Le retour de la télévision
Il fallait chercher les sites. On faisait des découvertes. Yahoo venait tout juste de commencer à référencer ses trouvailles. On se perdait souvent. On trouvait parfois des merveilles, heureux on revenait d’ailleurs. Nous avons créé des labyrinthes constitués de centaines de pages. On ne voulait pas perdre les gens, on voulait qu’ils se perdent et qu’ils perçoivent l’infinité des possibles. Les chemins étaient multiples. Le Web 2.0 a marqué la fin de tout cela et le début, d’un point de vue artistique, d’un usage du Web fait de brièveté et de facilité : des sites visibles en 15 secondes, colorés et animés, facilement résumables. Mais surtout, ce fut le retour de la télévision, de son rythme et de sa passivité fluxionnelle.
Celle-ci est un flux que l’on allume et qui défile indépendamment de nous, un peu à la manière d’une lumière dont l’objectif serait de capter l’attention (jusqu’à la prochaine publicité). Avec Facebook, le Web a perdu son caractère fragmentaire et est redevenu un flux que l’on regarde de façon quasiment passive. D’ailleurs, dès qu’on allume son ordinateur, on va sur Facebook, comme par défaut, fasciné et tout à la fois dégoûté par ce flux social. On a beau interagir, on est passif, parce que le flux est intégral, il ne s’arrête jamais et lorsqu’on désespère de ne pas avoir de like, c’est une autre manière pour le flux de perdurer et de nous capturer.
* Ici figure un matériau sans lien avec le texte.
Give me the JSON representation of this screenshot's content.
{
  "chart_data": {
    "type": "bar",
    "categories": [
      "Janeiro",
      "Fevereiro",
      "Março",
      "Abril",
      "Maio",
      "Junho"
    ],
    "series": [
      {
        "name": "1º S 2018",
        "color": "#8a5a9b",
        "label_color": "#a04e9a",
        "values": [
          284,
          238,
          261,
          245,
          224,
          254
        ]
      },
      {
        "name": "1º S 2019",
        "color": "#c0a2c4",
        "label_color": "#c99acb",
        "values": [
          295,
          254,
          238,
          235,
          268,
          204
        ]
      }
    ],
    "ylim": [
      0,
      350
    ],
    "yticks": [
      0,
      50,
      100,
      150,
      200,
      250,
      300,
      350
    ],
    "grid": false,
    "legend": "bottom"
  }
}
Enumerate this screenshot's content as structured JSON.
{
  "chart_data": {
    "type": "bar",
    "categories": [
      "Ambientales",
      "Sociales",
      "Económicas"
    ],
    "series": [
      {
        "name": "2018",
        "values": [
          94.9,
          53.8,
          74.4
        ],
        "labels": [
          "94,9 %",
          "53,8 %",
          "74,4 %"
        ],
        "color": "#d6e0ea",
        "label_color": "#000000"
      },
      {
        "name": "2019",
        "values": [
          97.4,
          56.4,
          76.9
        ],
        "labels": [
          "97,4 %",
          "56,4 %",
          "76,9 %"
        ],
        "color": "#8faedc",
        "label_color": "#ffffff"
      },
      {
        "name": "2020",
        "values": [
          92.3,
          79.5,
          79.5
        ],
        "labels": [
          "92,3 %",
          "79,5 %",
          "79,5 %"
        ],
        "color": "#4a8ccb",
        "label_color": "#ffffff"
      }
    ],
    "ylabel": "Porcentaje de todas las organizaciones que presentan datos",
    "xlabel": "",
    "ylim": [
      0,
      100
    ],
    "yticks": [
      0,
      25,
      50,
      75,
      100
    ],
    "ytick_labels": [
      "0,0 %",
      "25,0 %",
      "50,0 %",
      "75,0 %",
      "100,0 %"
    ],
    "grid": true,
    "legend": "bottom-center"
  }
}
Chacun dépose des textes et des images, des relation sur des sites gérés par des entreprises privés. Il serait si simple d’avoir son propre nom de domaine.
Il y a avec Facebook quelque chose de la télévision et du flux intégral qui nous rend accroc. Il y a la perte du fragmentaire et de l’infinitude, malgré l’émotion bien réelle d’observer toutes ces singularités et de savoir, à notre tour, que nous en faisons partie. Nous avons été recapturés et le netart des années 2000 apparaîtra comme un moment charmant de l’histoire des hommes.